Can bulls stay there?
The main question for Gold traders is that can Bulls stay up there? Last week all focuses were on Powell's speech and this week's eyes will turn to the Employment report, where Powell believes still need help, and in his speech insisted on that, emphasized that support from the labor market will be continued. About reducing the supports, he told: "Today, with substantial slack remaining in the labor market and the pandemic continuing, such a mistake could be particularly harmful,"
COVID-19 crisis is there for more than a year and still, we have the labor market challenges as the main challenge of FED. More than 21 Million jobs have gone and in recovery, now we have still 7 million unemployed to reach the same level as pre-pandemic.

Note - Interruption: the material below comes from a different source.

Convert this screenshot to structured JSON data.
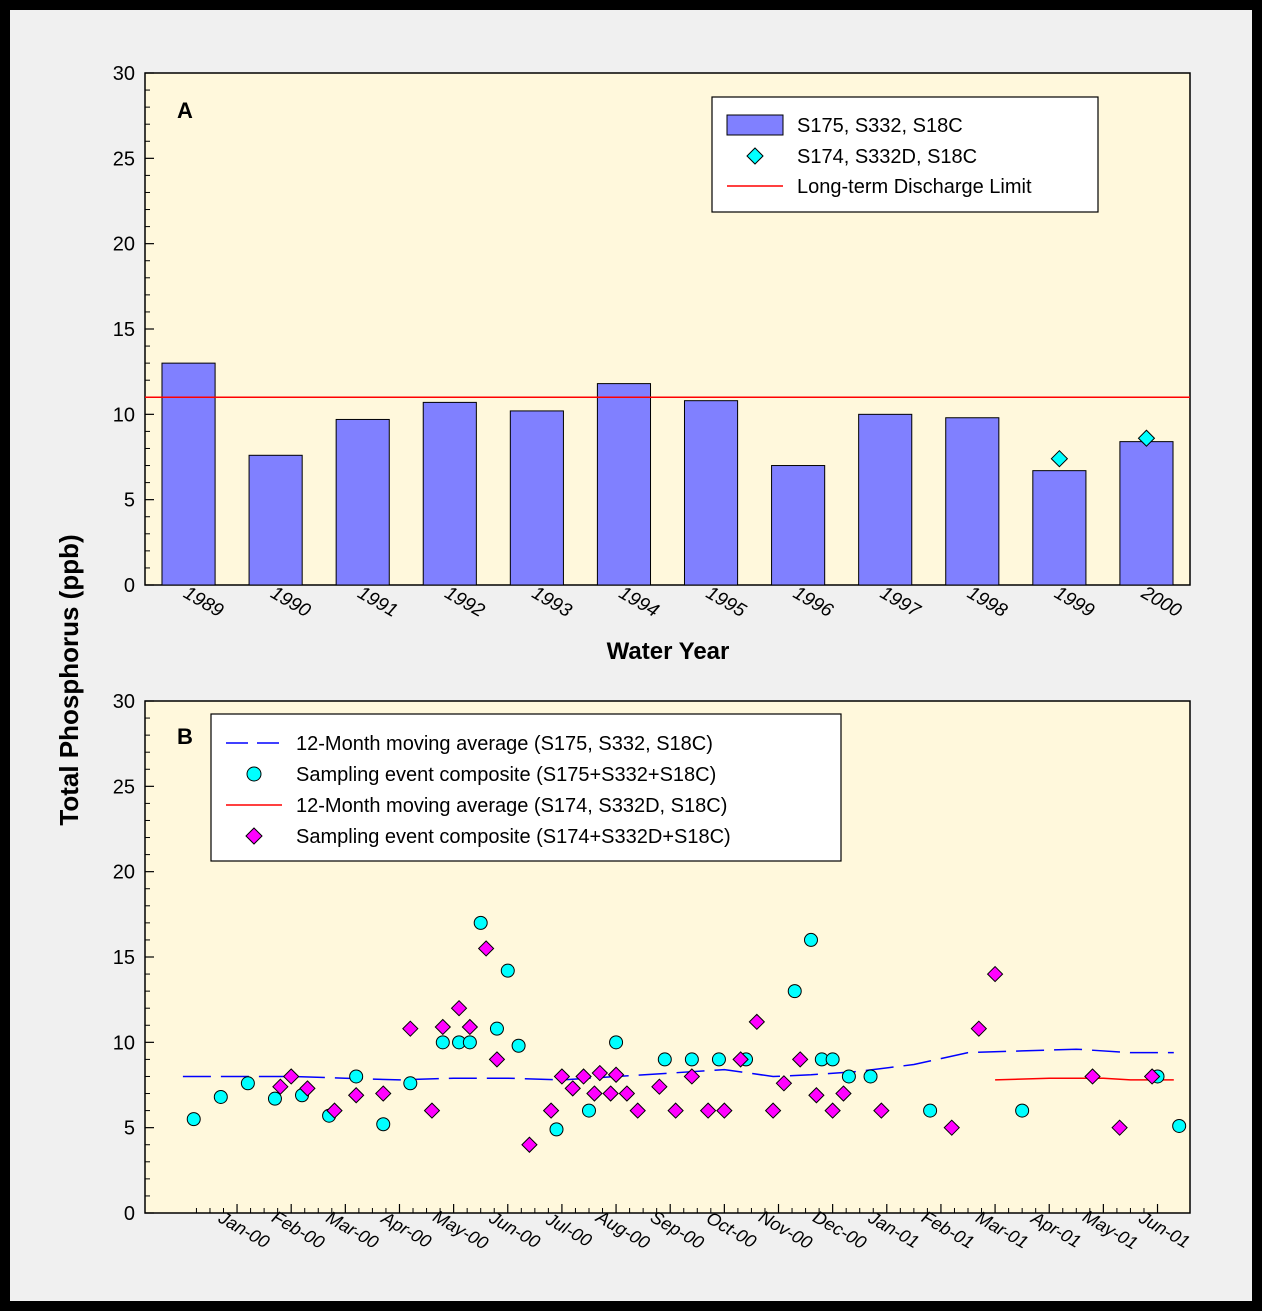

The summary of Powell's speech means that we can still count on FED support. So, stock markets can go forward and print new highs after these comments.
And what Gold's reaction can be?
After Mr. Powell's comment, the yellow metal touched the 3-week high on Friday. Mr. Powell could not put the light on what exactly can happen for tapering in 2021, but what we can expect and price on that more than before, is that from the beginning of 2022 we will have the tapering.
For the week ahead, we have to follow the employment data on Wednesday, Thursday, and Finally on Friday, when the Non-farm Payroll numbers will be published. The market now is more cautious, however in the mid-term, when as long as we do not have a clear idea of what will happen, Gold will be supported. On the other hand, Dovish policy, which is the market perception of Powell's comments, means less demand for the Dollar, and weaker USD will lift the Gold, while same reason can decrease the Gold's demand also. So, putting all these together means that Gold's bulls and Bears, all are limited!
As we can see in the below chart, side movement between 1,782 and 1,840 is the market expectation for September. For the week ahead, the lower band of this side movement can be at 1,800.